Medical Device Daily Washington Editor

The economic stimulus packages that the House and Senate have been working on contain substantial sums for spending on healthcare information technology (HIT) – $20 billion in the original House version and an additional $3 billion in the Senate's first iteration – but where the final number falls after yesterday's pruning by the House and Senate conferees is unclear, given that the new agreement is for a projected total of $789 billion.

At yesterday afternoon's press conference, Sen. Harry Reid (D-Nevada), said that the effort required a lot of "intense" give and take, and that the new bill "creates more jobs than the original Senate bill and costs less than the original House bill." However, the compromise bill eliminates a proposal to double the one-time tax credit for first-time home buyers from $7,500 to $15,000, a provision that would have been in force for only one year, but would also have eliminated the need to repay the credit in subsequent tax years.

The Obama administration had unveiled a revamped approach to economic recovery with an announcement Tuesday by Treasury Secretary Geithner of a plan for that would come to $2.5 trillion by some estimates, but Wall Street reacted negatively, sending the Dow down 5% shortly after the announcement. According to the Wall Street Journal, Ethan Harris, chief U.S. economist at investment bank Barclay's Capital (New York) described the plan as "the shock and ugh plan."

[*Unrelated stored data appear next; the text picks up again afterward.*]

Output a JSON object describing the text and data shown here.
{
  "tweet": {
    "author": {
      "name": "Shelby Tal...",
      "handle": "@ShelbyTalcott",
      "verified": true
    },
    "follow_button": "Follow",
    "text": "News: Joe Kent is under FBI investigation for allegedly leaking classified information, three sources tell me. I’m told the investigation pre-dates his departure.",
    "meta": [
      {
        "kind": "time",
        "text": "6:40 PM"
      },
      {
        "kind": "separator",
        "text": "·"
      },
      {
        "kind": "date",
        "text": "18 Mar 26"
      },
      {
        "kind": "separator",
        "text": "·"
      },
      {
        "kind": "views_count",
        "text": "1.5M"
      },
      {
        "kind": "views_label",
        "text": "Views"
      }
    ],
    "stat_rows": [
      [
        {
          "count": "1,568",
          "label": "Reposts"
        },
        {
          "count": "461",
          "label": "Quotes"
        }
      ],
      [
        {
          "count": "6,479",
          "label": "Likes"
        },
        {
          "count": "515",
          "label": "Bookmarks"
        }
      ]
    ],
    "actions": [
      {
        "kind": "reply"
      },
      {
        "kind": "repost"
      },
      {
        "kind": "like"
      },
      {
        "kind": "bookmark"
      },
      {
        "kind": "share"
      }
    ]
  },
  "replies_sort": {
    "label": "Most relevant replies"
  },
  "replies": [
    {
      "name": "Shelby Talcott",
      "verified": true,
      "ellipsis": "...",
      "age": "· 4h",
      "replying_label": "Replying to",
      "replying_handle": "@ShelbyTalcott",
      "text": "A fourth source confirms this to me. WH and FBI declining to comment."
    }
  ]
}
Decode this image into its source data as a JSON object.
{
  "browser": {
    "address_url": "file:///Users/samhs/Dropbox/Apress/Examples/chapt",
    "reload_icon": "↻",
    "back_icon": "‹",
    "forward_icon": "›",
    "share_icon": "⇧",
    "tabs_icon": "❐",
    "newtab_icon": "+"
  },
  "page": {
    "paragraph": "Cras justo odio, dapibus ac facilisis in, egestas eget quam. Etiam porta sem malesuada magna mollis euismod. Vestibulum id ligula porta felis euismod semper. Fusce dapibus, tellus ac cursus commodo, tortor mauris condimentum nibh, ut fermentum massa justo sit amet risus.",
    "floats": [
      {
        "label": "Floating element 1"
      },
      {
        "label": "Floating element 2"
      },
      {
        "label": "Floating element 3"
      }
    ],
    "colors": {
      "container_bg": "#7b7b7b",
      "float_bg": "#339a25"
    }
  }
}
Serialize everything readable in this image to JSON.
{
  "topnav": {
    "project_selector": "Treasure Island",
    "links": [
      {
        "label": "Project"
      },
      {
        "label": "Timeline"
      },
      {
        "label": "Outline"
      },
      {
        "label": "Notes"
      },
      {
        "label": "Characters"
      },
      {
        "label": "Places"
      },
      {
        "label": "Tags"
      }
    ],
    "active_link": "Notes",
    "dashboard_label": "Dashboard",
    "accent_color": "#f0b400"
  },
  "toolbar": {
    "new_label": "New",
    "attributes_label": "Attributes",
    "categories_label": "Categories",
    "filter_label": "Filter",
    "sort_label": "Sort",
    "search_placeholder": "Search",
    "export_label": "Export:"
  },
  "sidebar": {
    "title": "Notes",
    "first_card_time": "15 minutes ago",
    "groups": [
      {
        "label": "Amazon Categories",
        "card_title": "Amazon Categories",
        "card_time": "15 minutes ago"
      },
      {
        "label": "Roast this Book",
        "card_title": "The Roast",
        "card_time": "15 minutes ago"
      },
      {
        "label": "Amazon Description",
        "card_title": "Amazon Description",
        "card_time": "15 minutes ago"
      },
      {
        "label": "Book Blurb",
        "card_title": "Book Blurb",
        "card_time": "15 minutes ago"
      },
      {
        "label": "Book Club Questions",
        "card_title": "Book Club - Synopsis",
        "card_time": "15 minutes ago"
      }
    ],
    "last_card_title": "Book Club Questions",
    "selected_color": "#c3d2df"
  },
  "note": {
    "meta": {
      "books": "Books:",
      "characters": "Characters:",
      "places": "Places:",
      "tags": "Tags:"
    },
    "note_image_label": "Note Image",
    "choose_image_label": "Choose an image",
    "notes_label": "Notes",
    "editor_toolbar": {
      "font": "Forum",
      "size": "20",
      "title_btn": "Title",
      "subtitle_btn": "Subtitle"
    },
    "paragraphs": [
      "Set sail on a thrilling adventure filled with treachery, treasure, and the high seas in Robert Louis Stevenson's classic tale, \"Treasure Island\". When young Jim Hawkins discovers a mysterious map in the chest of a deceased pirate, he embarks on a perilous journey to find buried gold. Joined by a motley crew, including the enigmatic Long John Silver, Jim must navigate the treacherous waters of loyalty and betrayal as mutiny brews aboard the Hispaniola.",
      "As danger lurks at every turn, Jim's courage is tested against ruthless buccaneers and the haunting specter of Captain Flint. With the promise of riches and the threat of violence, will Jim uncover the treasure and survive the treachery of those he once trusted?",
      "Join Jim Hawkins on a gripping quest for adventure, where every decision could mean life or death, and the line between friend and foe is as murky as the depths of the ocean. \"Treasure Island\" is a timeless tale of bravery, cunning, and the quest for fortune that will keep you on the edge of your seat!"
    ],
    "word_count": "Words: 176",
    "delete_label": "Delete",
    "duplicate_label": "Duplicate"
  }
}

Prospects for the plan discussed by Geithner were not abetted by the likelihood that the government would have to print substantial sums of new money, which runs the risk of fueling inflation at a time when the economy has stagnated. Past episodes of "stagflation" include the years following the oil shocks of 1973 and 1979, when unemployment topped 10%.

The HIT interoperability issue, however, seems likely to wane for now, given that most of the stimulus for HIT will not bleed into the economy until 2011. The issue was raised in a hearing held by Sen. Barbara Mikulski (D-Maryland) last month (Medical Device Daily, Jan. 16, 2009), during which Mikulski decried previous HIT spending as a "techno boondoggle" because of the absence of interoperability standards. Mikulski's comments referred to an instance when Uncle Sam had paid out more than $1 billion for HIT, but Mikulski declined to take a question on the subject after the hearing. The issue came up again earlier this month at the National Health Policy Conference when a congressional staffer raised the possibility that the standards would not be available even by 2011 (MDD, Feb. 5, 2009).

Rep. Pete Stark (D-California) penned a bill last year, the Health-E Information Technology Act of 2008, that would have mandated interoperability in HIT systems for providers who take Medicare patients, but that bill's provisions would not have gone into force until 2011. Brian Cook, a spokesman for Stark, told Medical Device Daily "most of what was in [Stark's bill] is now part of the HIT sections in the recovery package," including the Medicare and Medicaid provider incentives to begin in 2011. However, he said that both bills impose penalties for non-adoption by 2015 for Medicare providers only. Cook was unable to explain why Medicaid providers might be exempt from non-adoption penalties.

Leigh Burchell, director of government and industry relations for electronic health record vendor Allscripts (Chicago) told MDD that she was also under the impression that the Department of Health and Human Services was to publish interoperability standards by the end of 2009. "That is what I've heard from a couple of different sources," including Capitol Hill staffers, she said. "For that reason, we expect that the standards that come out will be based on current standards" that have already been developed by various stakeholders, rather than a continued from-scratch effort on the part of HHS. Burchell said that the standards already in place cover a sizable portion of an ideally exhaustive set, but because adoption is still anemic, she said, "it's almost hard to tell where the standards need to go, so they'll evolve."

Burchell said that interoperability "is not a technological challenge, it's a governance challenge." Most vendors "could deliver interoperability today, and in fact we do," she said, but she added that the stimulus bill will help "open the conversation to form a collaborative relationship" for data repositories, such as regional health information organizations.

As to whether vendors could handle a provider-driven HIT stampede, Burchell said "we've had conversations around that, particularly concerning the dates," because "if there is a market reaction that physicians want to implement in 2010, you may end up with challenges of implementation." Allscripts, she said, could undertake a massive effort to train those who would train physician staff on the use of the software, "but it would be more manageable if the adoption wave begins to increase, but allows everyone to spread their activities out over the next couple of years."

The House version of the bill would have provided as much as $65,000 per physician to adopt HIT, but critics charge this amount is far in excess of the amount needed. How this is handled in the compromise bill is unclear, but some estimates for the total per-physician cost over five years run in the neighborhood of $23,000.

The House-Senate bill provides $87 billion for Medicaid and retains the effort to push back on the alternative minimum tax, which drew fire from Sen. Tom Harkin (D-Iowa), who was quoted as stating that the provision "has nothing to do with stimulus ... has nothing to do with recovery." However, Senate majority leader Mitch McConnell (R-Kentucky) argued that Americans "are wondering how we're going to pay for all this."